Traditionally produce is auctioned off at the end of the show. There is no record of the bids for fried fish, boiled potatoes and rice, or of any instances of post show food poisoning.


How about reintroducing other past categories?


  • One cockerel, dressed, plucked but not drawn

  • Child’s pet (fur or feather)* in a cage or box * presumably to exclude reptiles and insects

  • One pigeon in a cage

  • A single canary

  • Largest collection of queen wasps


Scandal in 1934

Every village show has its own stories. Probably the greatest scandal was the onion incident of 1934. I hope none of you are related to a Mr HJ Edwards.

An extraordinary meeting was held in August 1934 to discuss the suggestion that Mr Edwards had misrepresented the provenance of his entry into the spring grown onions category. Regulation 4 of the show stating that the Committee “have the power to visit the garden of any competitor” -  a snoopers charter if ever there was one…

I will quote directly from the minutes of the meeting….


Captain Ryland reported that Mr H Clarke had lodged a protest on the day of the show, in accordance with the rules of the society, against Mr H J Edwards’ exhibit in class B 10 Spring Grown Onions – 1st prize and winner of the Burchell Challenge Cup. Two members of the committee had subsequently visited Mr Edwards’ garden and reported that in their opinion the onions had been recently planted because the bed had been recently forked up and several of the largest onions had been cleaned. One they removed came up easily, the root having been pushed into a hole in the ground.

Several other members of the committee reported that information had been given to them by persons who wish to remain anonymous, and a gentleman who also wished his name no to be mentioned came to the meeting and offered certain information as confirmation.

After a discussion it was unanimously agreed, with one abstention, that the protest be upheld. In accordance with regulation no 7 Mr Edwards forfeits all prizes. The secretary will write to him to this effect.


Raffle for a pig

Have you ever entered a raffle not knowing if you wanted the prize? Traditionally a ballot for a pig was held at every village show. A tradition that has sadly not been upheld.
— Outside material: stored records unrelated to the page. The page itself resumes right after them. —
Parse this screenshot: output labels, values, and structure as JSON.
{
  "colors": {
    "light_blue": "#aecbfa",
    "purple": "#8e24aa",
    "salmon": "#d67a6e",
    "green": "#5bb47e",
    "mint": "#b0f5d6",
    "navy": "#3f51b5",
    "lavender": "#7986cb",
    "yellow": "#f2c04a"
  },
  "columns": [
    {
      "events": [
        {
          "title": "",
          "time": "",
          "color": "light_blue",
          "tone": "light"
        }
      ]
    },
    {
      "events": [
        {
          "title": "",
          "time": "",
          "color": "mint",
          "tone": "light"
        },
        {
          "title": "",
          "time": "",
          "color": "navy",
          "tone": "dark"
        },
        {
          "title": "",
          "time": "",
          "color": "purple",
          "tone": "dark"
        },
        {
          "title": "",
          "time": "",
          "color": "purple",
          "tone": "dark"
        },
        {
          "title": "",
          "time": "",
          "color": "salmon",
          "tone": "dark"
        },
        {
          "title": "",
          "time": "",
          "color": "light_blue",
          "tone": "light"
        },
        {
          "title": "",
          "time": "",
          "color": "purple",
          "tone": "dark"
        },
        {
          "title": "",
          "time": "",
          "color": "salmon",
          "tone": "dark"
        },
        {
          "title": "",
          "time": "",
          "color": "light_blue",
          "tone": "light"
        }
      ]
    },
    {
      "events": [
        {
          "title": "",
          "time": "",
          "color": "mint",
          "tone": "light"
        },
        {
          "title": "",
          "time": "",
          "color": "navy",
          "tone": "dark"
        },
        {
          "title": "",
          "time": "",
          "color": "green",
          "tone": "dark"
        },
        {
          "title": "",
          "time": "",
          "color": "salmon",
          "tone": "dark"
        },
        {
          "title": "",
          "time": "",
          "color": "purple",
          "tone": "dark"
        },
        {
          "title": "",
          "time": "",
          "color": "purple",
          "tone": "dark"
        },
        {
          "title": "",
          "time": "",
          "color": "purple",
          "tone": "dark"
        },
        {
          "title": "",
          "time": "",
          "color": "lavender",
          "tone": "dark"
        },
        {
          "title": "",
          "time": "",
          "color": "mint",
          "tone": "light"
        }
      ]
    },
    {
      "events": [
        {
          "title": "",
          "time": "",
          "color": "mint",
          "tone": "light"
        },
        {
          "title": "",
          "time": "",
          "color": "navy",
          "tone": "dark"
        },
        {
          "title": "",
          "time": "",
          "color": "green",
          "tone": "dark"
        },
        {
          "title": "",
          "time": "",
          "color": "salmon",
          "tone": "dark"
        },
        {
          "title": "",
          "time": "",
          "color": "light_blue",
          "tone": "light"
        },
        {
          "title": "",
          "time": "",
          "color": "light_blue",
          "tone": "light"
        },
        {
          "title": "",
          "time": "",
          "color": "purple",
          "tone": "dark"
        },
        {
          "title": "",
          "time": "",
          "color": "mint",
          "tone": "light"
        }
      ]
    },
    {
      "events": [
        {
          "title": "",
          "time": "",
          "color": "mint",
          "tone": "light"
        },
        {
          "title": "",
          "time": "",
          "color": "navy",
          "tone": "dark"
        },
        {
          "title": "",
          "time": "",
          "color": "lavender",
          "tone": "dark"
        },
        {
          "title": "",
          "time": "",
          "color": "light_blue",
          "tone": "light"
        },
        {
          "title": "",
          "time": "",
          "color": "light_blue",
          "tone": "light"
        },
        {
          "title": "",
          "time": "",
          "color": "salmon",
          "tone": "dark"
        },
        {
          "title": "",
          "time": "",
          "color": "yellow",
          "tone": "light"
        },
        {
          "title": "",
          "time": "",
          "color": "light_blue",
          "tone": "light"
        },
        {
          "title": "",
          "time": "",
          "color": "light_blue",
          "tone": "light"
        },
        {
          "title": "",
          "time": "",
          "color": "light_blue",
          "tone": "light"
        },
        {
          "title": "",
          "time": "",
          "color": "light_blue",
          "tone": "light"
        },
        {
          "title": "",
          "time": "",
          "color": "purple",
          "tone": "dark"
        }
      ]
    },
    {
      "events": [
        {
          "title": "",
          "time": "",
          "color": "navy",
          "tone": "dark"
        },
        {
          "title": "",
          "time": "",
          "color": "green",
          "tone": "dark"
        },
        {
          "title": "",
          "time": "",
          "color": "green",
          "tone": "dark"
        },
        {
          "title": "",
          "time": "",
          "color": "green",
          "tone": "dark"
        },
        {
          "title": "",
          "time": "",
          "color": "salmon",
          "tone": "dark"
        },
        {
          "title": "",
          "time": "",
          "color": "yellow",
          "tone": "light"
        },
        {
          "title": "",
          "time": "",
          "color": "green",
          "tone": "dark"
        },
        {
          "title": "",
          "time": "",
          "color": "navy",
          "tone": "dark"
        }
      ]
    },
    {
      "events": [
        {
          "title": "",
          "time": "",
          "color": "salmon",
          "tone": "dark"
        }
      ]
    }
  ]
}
In 1939 Mr Bampkin of Gibb Lane Catshill was the lucky winner of the pig in question. However when the farmer tried to deliver the animal, Mr Bampkin said there had been a misunderstanding and wanted the money instead. Eventually the committee agreed to give Mr Bampkin a cash prize of £1.5s in lieu of the pig.


Shooting and dancing

Another traditional activity at the show was the air gun shooting competition, open to all comers (no discrimination here) from 3pm till dark – entry 3d. For some reason it was stopped – health and safety gone mad…


These days the event is done and dusted by 5pm. In the 20s and 30s after the prizes were awarded at 8pm there was dancing to a local band until midnight.